The Age of Art For Instagram
The age of made-for-Instagram exhibits says something about our culture, however, it didn’t start in places like Happy Place. It more likely started in nature and in restaurants and spilled its way over in modern culture. Artist like Yayoi Kusama created installations prime for the age of art for Instagram long before cellphone towers and hashtags dominated the airwaves.
An example of Instagram gold was the 2015 experience called Wonder. Placed in the Renwick Gallery at the Smithsonian the art experience featured nine contemporary artists. One room featured a prismatic rainbow made from 60 miles of thread. Another room was wallpapered with dead insects. In another, 10 towers of index cards stacked and glued together loomed over visitors like volcanic rock formations.
Becoming a sensation on social media, Wonder was able to bring more visitors to the Renwick. The museum encouraged this. Curator Nicholas Bell told the Washington Post at the time: “We’re all flabbergasted, to be frank. I wonder, what are they even trying to say? ‘I am here Instagramming?’ It’s like this new first-person narrative of the museum experience. I’m fascinated.”
Ready Made Installations
Three years earlier, the Rain Room opened at London’s Barbican Center. The installation would travel to the Los Angeles County Museum of Art, New York’s Museum of Modern Art, and all over the world. However long its tenure in those museums, it remained the longest on Instagram. Where there are thousands of photos of it.
While the Rain Room initial intent was not social media, its unparalleled success online demonstrated a need for these types of exhibits. In some cities, people waited in line for as long as eight hours for their chance to get a photo inside. Proving there is a market waiting to be served.
According to Jia Jia Fei, Director of Digital at the Jewish Museum of New York, “The world has seen an increase in these spectacle exhibitions that have really taken on a new dimension online”. Delivering a TED Talk last year on Art in the Age of Instagram. “When you think of the very Instagrammable exhibitions of the last five years—the course in which Instagram has existed—you think of Yayoi Kusama and her Infinity Mirrored Room. These are artists who really have very critical bodies of work, but [created installations] that have taken on new meaning because of social media.”
Smoke and Filters – Art for Instagram?
Is there though a line between Instagram filler and art? What differentiates the psychedelic paintings of the abstract movement, like Mohammed Melehi from a room designed to delight the senses like in Jared Paul’s Happy Place?
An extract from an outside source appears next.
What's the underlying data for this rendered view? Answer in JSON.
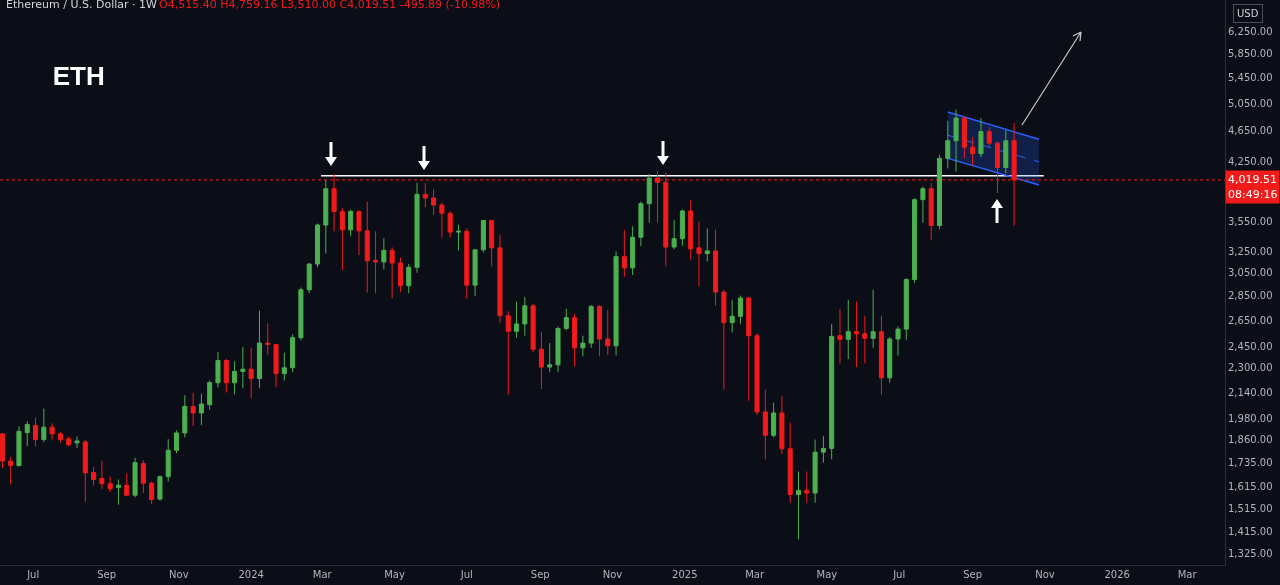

“Artists like Sol LeWitt also have, in their practice, very intricate colorful walls,” says Fei. “Without that context, one might consider that to be as created for Instagram. There is a nuance in an artist’s practice. It’s about minimalism and a period in time in which that work was created. If it’s just an orange wall that exists as a backdrop, there’s no meaning or value added to having that space there.”
Some critics draw a harder line in the sand. “These manufactured entertainments aren’t significant art exhibitions any more than a Chuck E. Cheese arcade or the Block of Fame at Legoland,” says Christopher Knight. He is an art critic for the Los Angeles Times. “They’re just snobbier.”
Each of the goals of these spaces is as different as the artist behind them. The museums that host their work are there to ask questions, provoke thought, explore space, and add a sense of amazement. However, the aims of these recent installations like the ones at the Museum of Ice Cream are further complicated by commercialism. Many of the rooms are sponsored by brands. However, the limit to which these brands impact the experience differs by location.
Ferney the creator – claims that experiencing a place through selfies goes far beyond the spaces she and others have created. “I go to SF MoMA and everyone’s just trying to get Instagrams,”. “Is that what art is becoming—what you’re experiencing and sending out into the world?”
Visiting a museum in the 21st century is not a place of quiet contemplation. Where one can simply see art, today we document and replicate it. Fei says in her TED Talk, “In the pre-digital photography era, the message was: This is what I’m seeing. I have seen. Today, the message was: I was there. I came, I saw, and I selfied.”
Perhaps we should reflect on the experience that we get out of these spaces; rather than if they’re artistic or not. Do they make us think? Is the mind’s eye expanded somehow by these shared experiences? Or simply does experience that you take from these creamed colored daydreams add value to our lives, instagrammable or not.